In what’s being termed a “mockery” of justice by a U.N. investigator, five people have been sentenced to death over the murder of Saudi journalist Jamal Khashoggi. Another three received jail time, though it is uncertain the length of their sentences.
According to Reuters, another three people were found not guilty. The names of those involved in the trial conducted in Saudi Arabia have not yet been released. According to Saudi Deputy Public Prosecutor Shalaan al-Shalaan, “The investigation showed that the killing was not premeditated … The decision was taken at the spur of the moment.” These Saudi findings contrast those by an independent investigation conducted by the United Nations. The U.N. inquiry concluded that Khashoggi’s death was “a brutal and premeditated killing, planned and perpetrated” by the Saudi government.
The Khashoggi Saga
Khashoggi was last seen entering the Saudi consulate in Istanbul in October of 2018. The purpose of his visit was to acquire the requisite documents for his upcoming marriage. But Khashoggi never emerged from the consulate and died what appears to be a gruesome death with his dismembered remains somehow removed from the Saudi diplomatic building. Khashoggi’s body parts have never been recovered.

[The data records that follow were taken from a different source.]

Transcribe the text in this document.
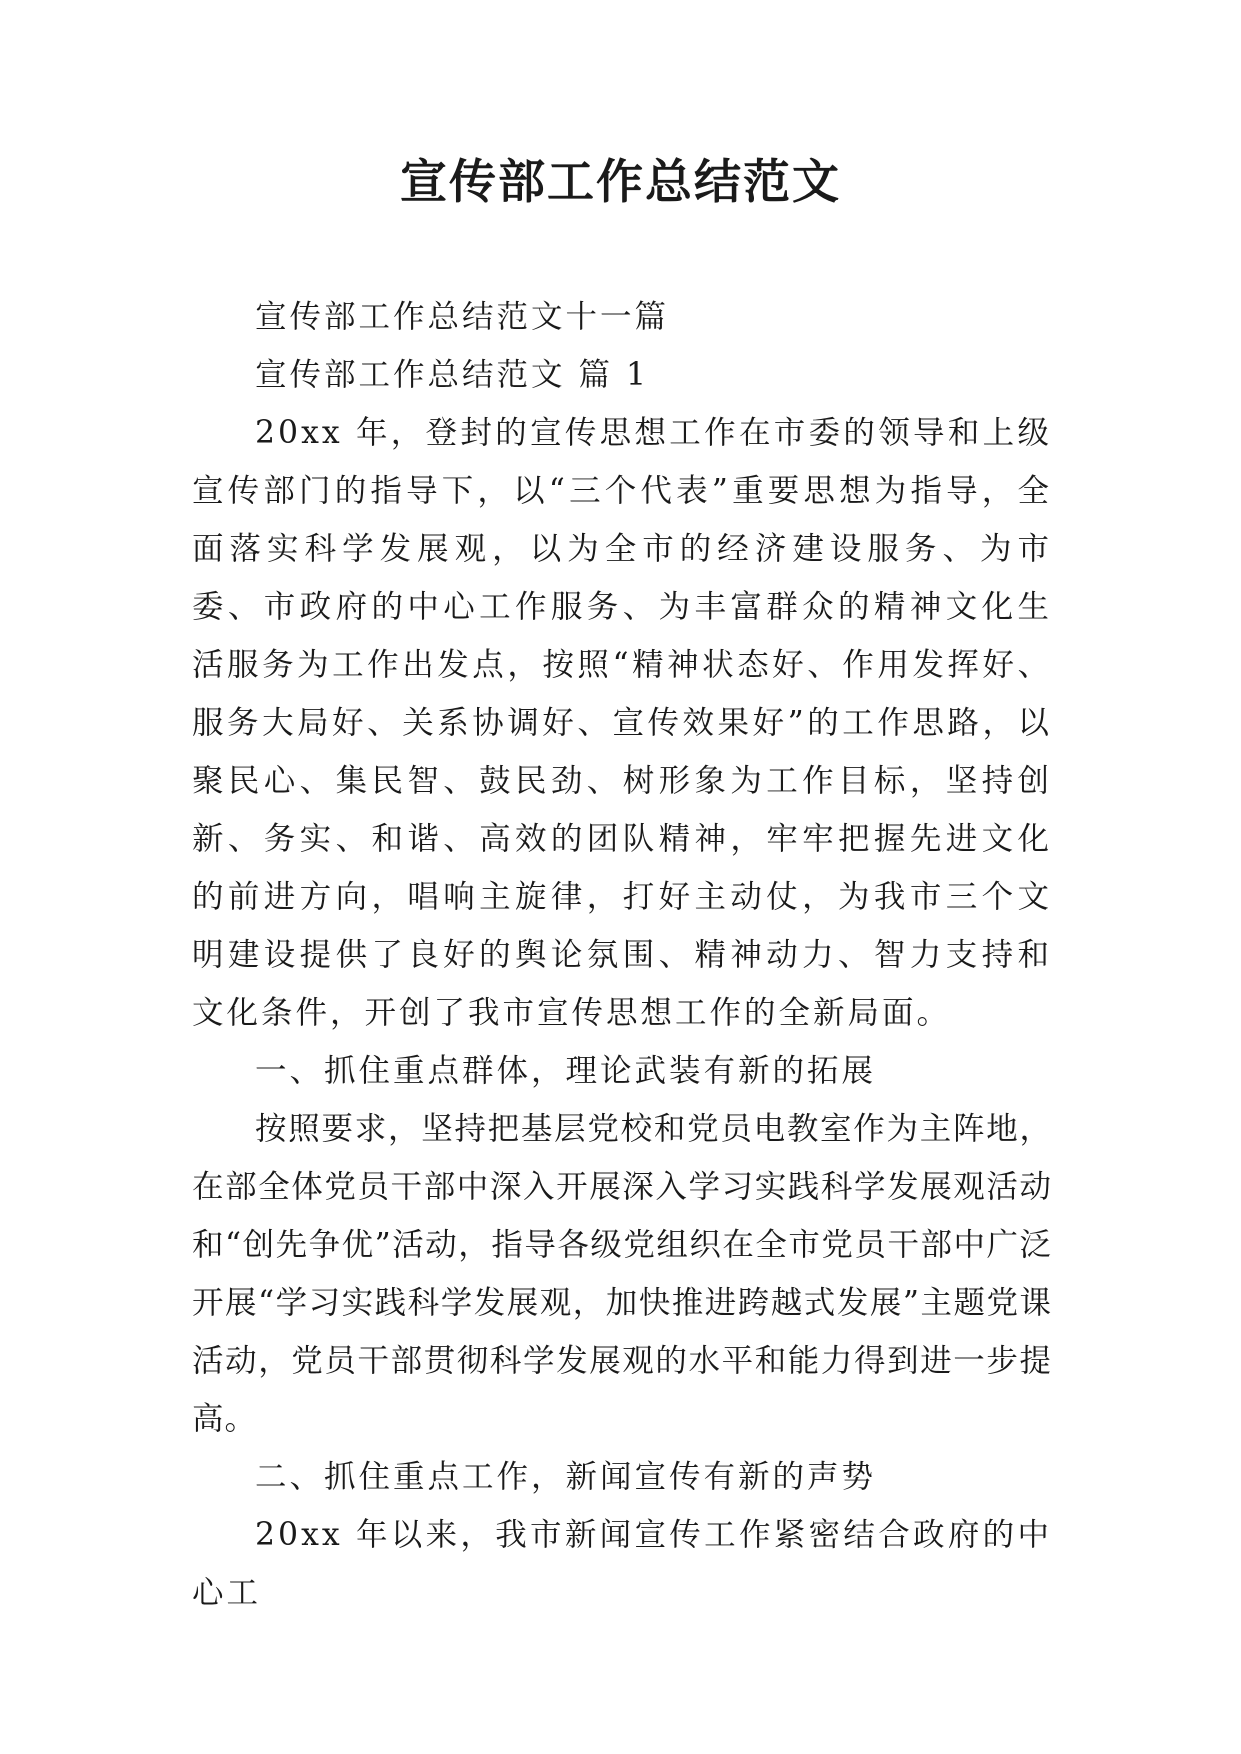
宣传部工作总结范文

宣传部工作总结范文十一篇

宣传部工作总结范文 篇 1

20xx 年，登封的宣传思想工作在市委的领导和上级宣传部门的指导下，以“三个代表”重要思想为指导，全面落实科学发展观，以为全市的经济建设服务、为市委、市政府的中心工作服务、为丰富群众的精神文化生活服务为工作出发点，按照“精神状态好、作用发挥好、服务大局好、关系协调好、宣传效果好”的工作思路，以聚民心、集民智、鼓民劲、树形象为工作目标，坚持创新、务实、和谐、高效的团队精神，牢牢把握先进文化的前进方向，唱响主旋律，打好主动仗，为我市三个文明建设提供了良好的舆论氛围、精神动力、智力支持和文化条件，开创了我市宣传思想工作的全新局面。

一、抓住重点群体，理论武装有新的拓展

按照要求，坚持把基层党校和党员电教室作为主阵地，在部全体党员干部中深入开展深入学习实践科学发展观活动和“创先争优”活动，指导各级党组织在全市党员干部中广泛开展“学习实践科学发展观，加快推进跨越式发展”主题党课活动，党员干部贯彻科学发展观的水平和能力得到进一步提高。

二、抓住重点工作，新闻宣传有新的声势

20xx 年以来，我市新闻宣传工作紧密结合政府的中心工
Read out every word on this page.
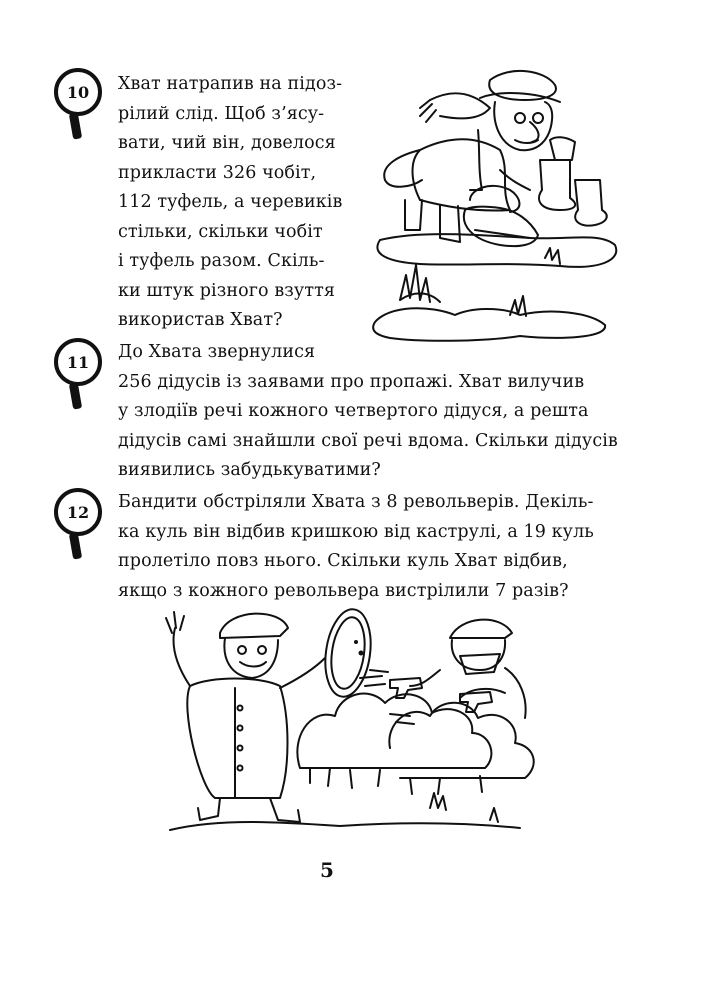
10 Хват натрапив на підоз-
рілий слід. Щоб з’ясу-
вати, чий він, довелося
прикласти 326 чобіт,
112 туфель, а черевиків
стільки, скільки чобіт
і туфель разом. Скіль-
ки штук різного взуття
використав Хват?
11 До Хвата звернулися
256 дідусів із заявами про пропажі. Хват вилучив
у злодіїв речі кожного четвертого дідуся, а решта
дідусів самі знайшли свої речі вдома. Скільки дідусів
виявились забудькуватими?
12 Бандити обстріляли Хвата з 8 револьверів. Декіль-
ка куль він відбив кришкою від каструлі, а 19 куль
пролетіло повз нього. Скільки куль Хват відбив,
якщо з кожного револьвера вистрілили 7 разів?
5
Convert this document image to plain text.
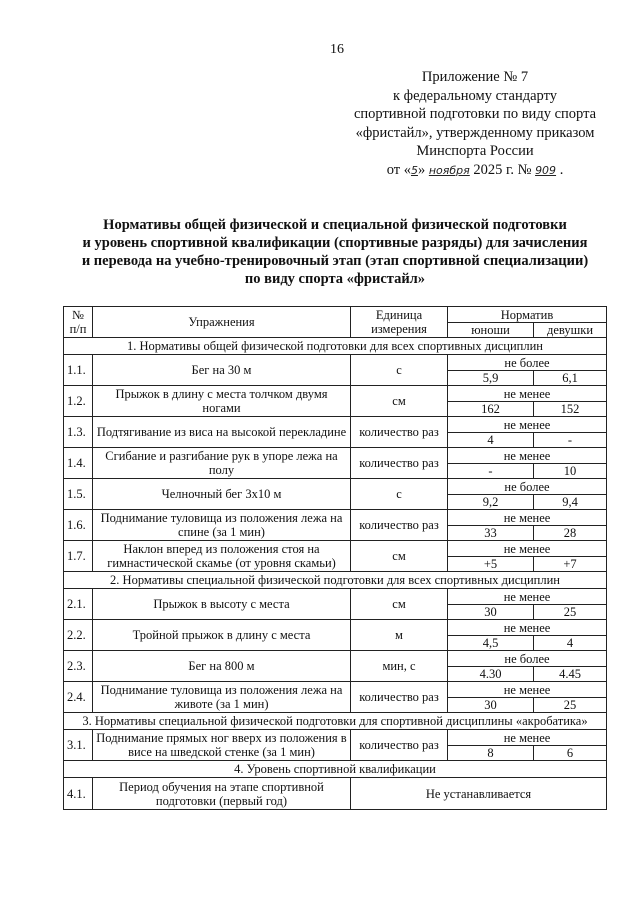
16
Приложение № 7
к федеральному стандарту
спортивной подготовки по виду спорта
«фристайл», утвержденному приказом
Минспорта России
от «5» ноября 2025 г. № 909 .
Нормативы общей физической и специальной физической подготовки
и уровень спортивной квалификации (спортивные разряды) для зачисления
и перевода на учебно-тренировочный этап (этап спортивной специализации)
по виду спорта «фристайл»
№ п/п	Упражнения	Единица измерения	Норматив	
			юноши	девушки
1. Нормативы общей физической подготовки для всех спортивных дисциплин				
1.1.	Бег на 30 м	с	не более	
			5,9	6,1
1.2.	Прыжок в длину с места толчком двумя ногами	см	не менее	
			162	152
1.3.	Подтягивание из виса на высокой перекладине	количество раз	не менее	
			4	-
1.4.	Сгибание и разгибание рук в упоре лежа на полу	количество раз	не менее	
			-	10
1.5.	Челночный бег 3x10 м	с	не более	
			9,2	9,4
1.6.	Поднимание туловища из положения лежа на спине (за 1 мин)	количество раз	не менее	
			33	28
1.7.	Наклон вперед из положения стоя на гимнастической скамье (от уровня скамьи)	см	не менее	
			+5	+7
2. Нормативы специальной физической подготовки для всех спортивных дисциплин				
2.1.	Прыжок в высоту с места	см	не менее	
			30	25
2.2.	Тройной прыжок в длину с места	м	не менее	
			4,5	4
2.3.	Бег на 800 м	мин, с	не более	
			4.30	4.45
2.4.	Поднимание туловища из положения лежа на животе (за 1 мин)	количество раз	не менее	
			30	25
3. Нормативы специальной физической подготовки для спортивной дисциплины «акробатика»				
3.1.	Поднимание прямых ног вверх из положения в висе на шведской стенке (за 1 мин)	количество раз	не менее	
			8	6
4. Уровень спортивной квалификации				
4.1.	Период обучения на этапе спортивной подготовки (первый год)	Не устанавливается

The journalist, who was a U.S. resident at the time of his death, was a known critic of Saudi Crown Prince Mohammed bin Salman, who serves as the de facto leader of the Kingdom of Saudi Arabia. Khashoggi’s death caused an international uproar. Whether Salman ordered the murder of Khashoggi or not remains a mystery, though the prince did take responsibility for the journalist’s demise, saying “it happened under my watch.”
In all, more than 30 people were investigated in connection with Khashoggi’s death. Even Turkish officials are skeptical that Saudi Arabia has gotten to the bottom of what happened to the correspondent. Turkish Foreign Ministry spokesman Hami Aksoy contends that many questions remain unanswered. “The fact that important issues like the location of the late Khashoggi’s body, the identification of the instigators and, if there are any, the local co-operators, are still in the dark is a fundamental shortcoming to justice being served and accountability,” Aksoy said.
The Saudi trial was held in secret, so there is no way of knowing if justice has been served with the sentencing of the unnamed perpetrators as Riyadh’s criminal court was closed during the year-long trial. Upon hearing the result of the Saudi court, the human rights organization Amnesty International categorized the verdict as nothing more than a whitewash of the truth.
Human Rights Watch (HRW) also issued a statement skeptical of the decision to sentence five people to death for involvement in Khashoggi’s death. HRW’s Adam Coogle wrote, “[A]bsolution of its (Saudi Arabia’s) senior leadership of any culpability in the murder of Jamal Khashoggi raises serious concerns over the fairness of the criminal proceedings.”
The initial response to the grisly murder of the journalist from the Kingdom of Saudi Arabia was a categorical denial of involvement in the affair.
In the United States, Khashoggi was best known for his columns in The Washington Post, where he often criticized the Saudi prince. President Trump took quite a bit of heat during the Khashoggi affair as he was unwilling to rush to judgment and speculate who was behind the murder. Trump’s tactic may have been a wait-and-see attitude as he clearly did not want to anger our Mideast allies.
If Saudi officials intended this outcome to quell the controversy surrounding Khashoggi’s death, they are badly mistaken. Today’s verdict appears to have incited only more questions about the methods, the motive, and the perpetrators involved in Khashoggi’s murder.